While millions have lost their jobs and experienced financial challenges since the coronavirus pandemic began, about 1 in 10 Americans say Covid-19 has had a positive effect on their budget.
That’s according to a new TD Ameritrade survey of over 1,000 U.S. adults contacted between April 24 through May 4, 2020. About 78% say they’ve saved money by not going out to eat. That’s savings of around $245 on average since the pandemic started.
Three out of four respondents experienced major savings by opting out of vacations, while 64% say they’ve saved money by holding off on major purchases, such as buying a new car, the survey found. On average, forgoing these two types of purchases netted people over $7,000 in combined savings.

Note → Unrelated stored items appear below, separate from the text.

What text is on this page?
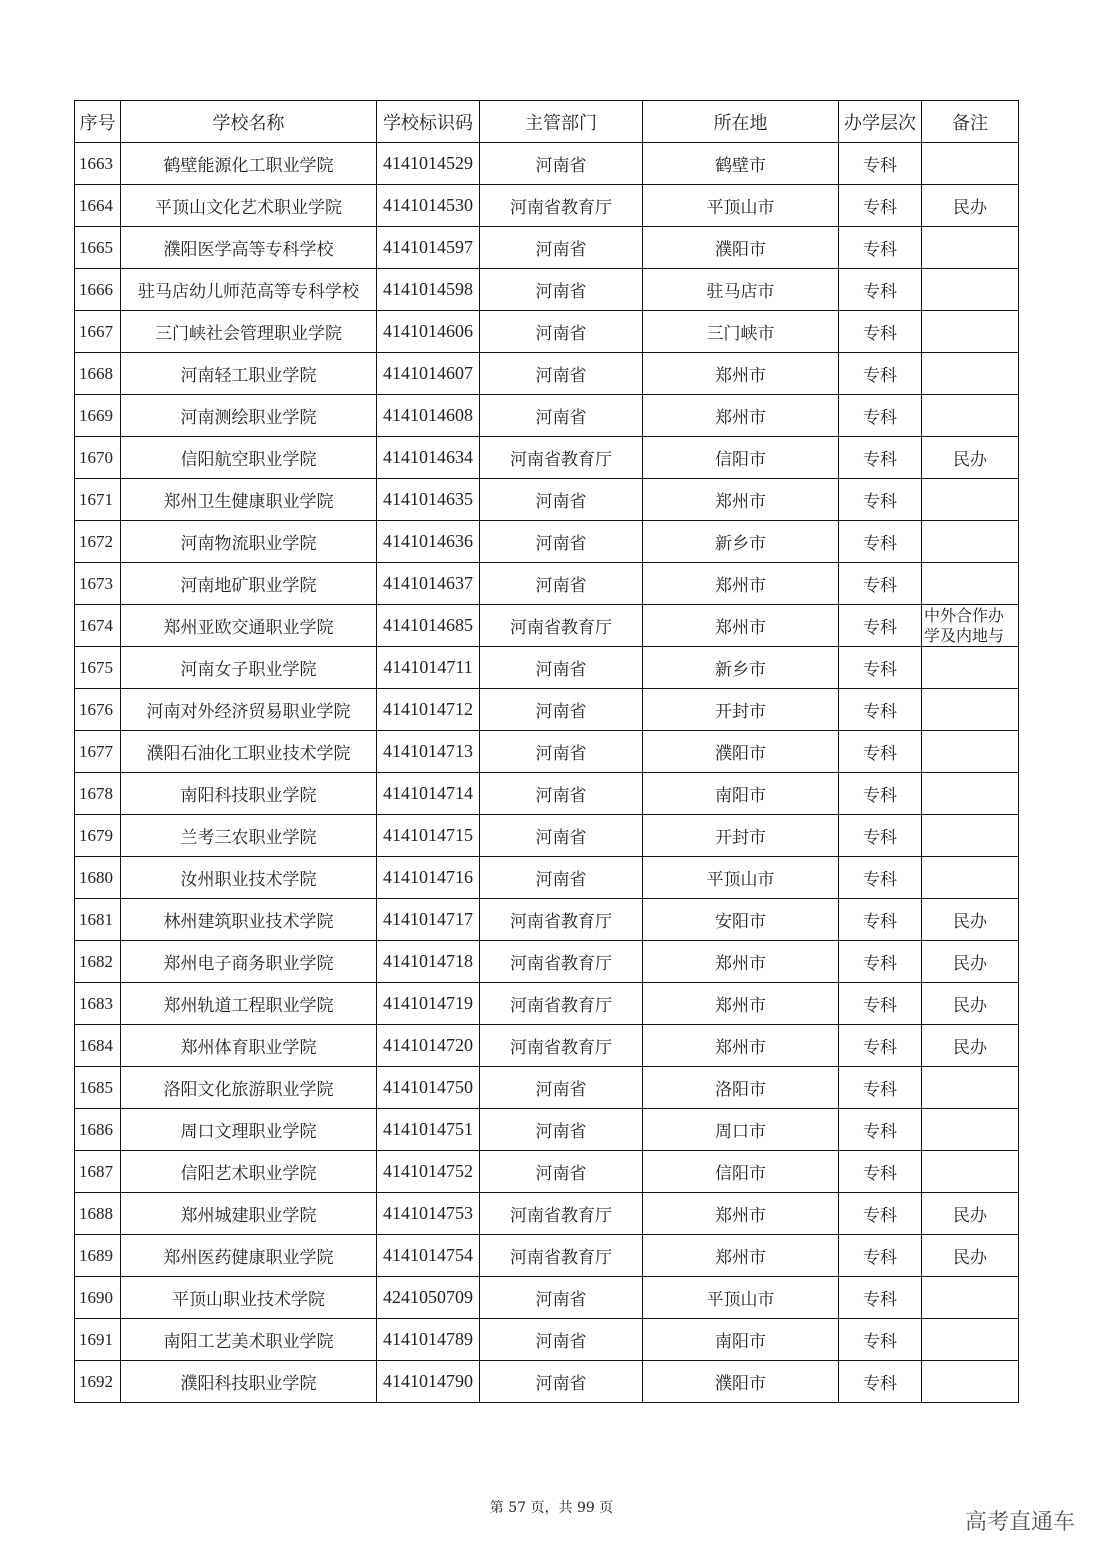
序号	学校名称	学校标识码	主管部门	所在地	办学层次	备注
1663	鹤壁能源化工职业学院	4141014529	河南省	鹤壁市	专科	
1664	平顶山文化艺术职业学院	4141014530	河南省教育厅	平顶山市	专科	民办
1665	濮阳医学高等专科学校	4141014597	河南省	濮阳市	专科	
1666	驻马店幼儿师范高等专科学校	4141014598	河南省	驻马店市	专科	
1667	三门峡社会管理职业学院	4141014606	河南省	三门峡市	专科	
1668	河南轻工职业学院	4141014607	河南省	郑州市	专科	
1669	河南测绘职业学院	4141014608	河南省	郑州市	专科	
1670	信阳航空职业学院	4141014634	河南省教育厅	信阳市	专科	民办
1671	郑州卫生健康职业学院	4141014635	河南省	郑州市	专科	
1672	河南物流职业学院	4141014636	河南省	新乡市	专科	
1673	河南地矿职业学院	4141014637	河南省	郑州市	专科	
1674	郑州亚欧交通职业学院	4141014685	河南省教育厅	郑州市	专科	中外合作办学及内地与
1675	河南女子职业学院	4141014711	河南省	新乡市	专科	
1676	河南对外经济贸易职业学院	4141014712	河南省	开封市	专科	
1677	濮阳石油化工职业技术学院	4141014713	河南省	濮阳市	专科	
1678	南阳科技职业学院	4141014714	河南省	南阳市	专科	
1679	兰考三农职业学院	4141014715	河南省	开封市	专科	
1680	汝州职业技术学院	4141014716	河南省	平顶山市	专科	
1681	林州建筑职业技术学院	4141014717	河南省教育厅	安阳市	专科	民办
1682	郑州电子商务职业学院	4141014718	河南省教育厅	郑州市	专科	民办
1683	郑州轨道工程职业学院	4141014719	河南省教育厅	郑州市	专科	民办
1684	郑州体育职业学院	4141014720	河南省教育厅	郑州市	专科	民办
1685	洛阳文化旅游职业学院	4141014750	河南省	洛阳市	专科	
1686	周口文理职业学院	4141014751	河南省	周口市	专科	
1687	信阳艺术职业学院	4141014752	河南省	信阳市	专科	
1688	郑州城建职业学院	4141014753	河南省教育厅	郑州市	专科	民办
1689	郑州医药健康职业学院	4141014754	河南省教育厅	郑州市	专科	民办
1690	平顶山职业技术学院	4241050709	河南省	平顶山市	专科	
1691	南阳工艺美术职业学院	4141014789	河南省	南阳市	专科	
1692	濮阳科技职业学院	4141014790	河南省	濮阳市	专科	
第 57 页，共 99 页
高考直通车
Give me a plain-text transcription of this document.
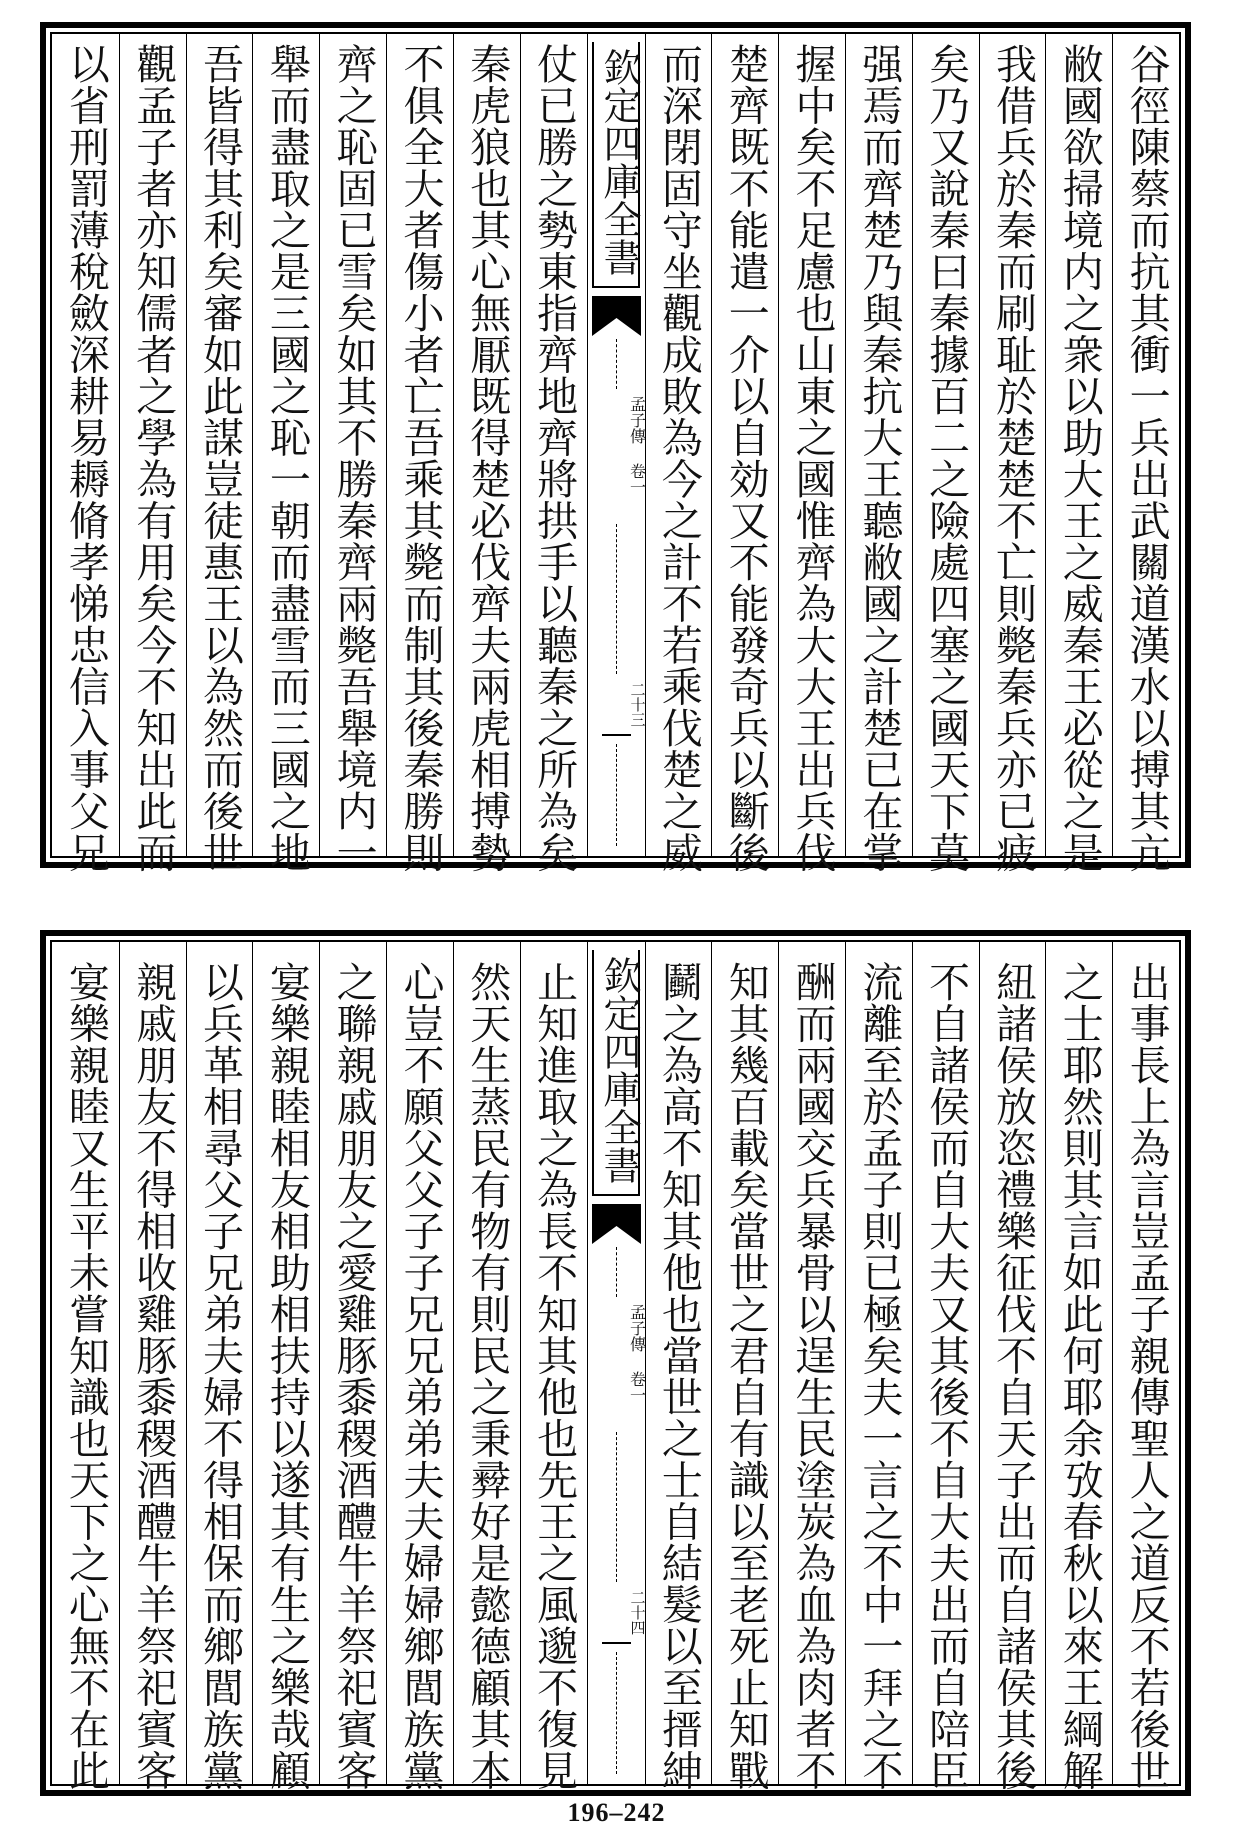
谷徑陳蔡而抗其衝一兵出武關道漢水以搏其亢
敝國欲掃境内之衆以助大王之威秦王必從之是
我借兵於秦而刷耻於楚楚不亡則斃秦兵亦已疲
矣乃又說秦曰秦據百二之險處四塞之國天下莫
强焉而齊楚乃與秦抗大王聽敝國之計楚已在掌
握中矣不足慮也山東之國惟齊為大大王出兵伐
楚齊既不能遣一介以自効又不能發奇兵以斷後
而深閉固守坐觀成敗為今之計不若乘伐楚之威
欽定四庫全書
孟子傳 卷一
二十三
仗已勝之勢東指齊地齊將拱手以聽秦之所為矣
秦虎狼也其心無厭既得楚必伐齊夫兩虎相搏勢
不俱全大者傷小者亡吾乘其斃而制其後秦勝則
齊之恥固已雪矣如其不勝秦齊兩斃吾舉境内一
舉而盡取之是三國之恥一朝而盡雪而三國之地
吾皆得其利矣審如此謀豈徒惠王以為然而後世
觀孟子者亦知儒者之學為有用矣今不知出此而
以省刑罰薄稅斂深耕易耨脩孝悌忠信入事父兄
出事長上為言豈孟子親傳聖人之道反不若後世
之士耶然則其言如此何耶余攷春秋以來王綱解
紐諸侯放恣禮樂征伐不自天子出而自諸侯其後
不自諸侯而自大夫又其後不自大夫出而自陪臣
流離至於孟子則已極矣夫一言之不中一拜之不
酬而兩國交兵暴骨以逞生民塗炭為血為肉者不
知其幾百載矣當世之君自有識以至老死止知戰
鬬之為高不知其他也當世之士自結髮以至搢紳
欽定四庫全書
孟子傳 卷一
二十四
止知進取之為長不知其他也先王之風邈不復見
然天生蒸民有物有則民之秉彛好是懿德顧其本
心豈不願父父子子兄兄弟弟夫夫婦婦鄉閭族黨
之聯親戚朋友之愛雞豚黍稷酒醴牛羊祭祀賓客
宴樂親睦相友相助相扶持以遂其有生之樂哉顧
以兵革相尋父子兄弟夫婦不得相保而鄉閭族黨
親戚朋友不得相收雞豚黍稷酒醴牛羊祭祀賓客
宴樂親睦又生平未嘗知識也天下之心無不在此
196–242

Despite saving on dining out, many say they are spending more on groceries, takeout orders and cleaning supplies. Just over half of respondents say they’ve spent more on food they’re making at home, about $282 on average since the start of the pandemic.
However, in many cases, the surge in grocery spending is not just because Americans are eating at home more. The price of food is also on the rise. Consumers paid 2.6% more for groceries in April than in March — the largest one month increase since February 1974, the Labor Department reported earlier this month.
For those seeing their grocery budgets grow, it may be worth shopping at stores other than your local supermarket, says Phil Lempert, food industry analyst and editor of SupermarketGuru. Instead, try budget retailers like Aldi and Lidl. Part of the secret to these stores’ low prices is that the vast majority of their products are private label, so you’re not paying for the marketing and advertising that many brands use to attract customers.
Another silver lining: 82% of survey respondents realized they don’t have to spend money to have a good time. And 6 in 10 Americans say that the pandemic helped them get more in touch with their finances.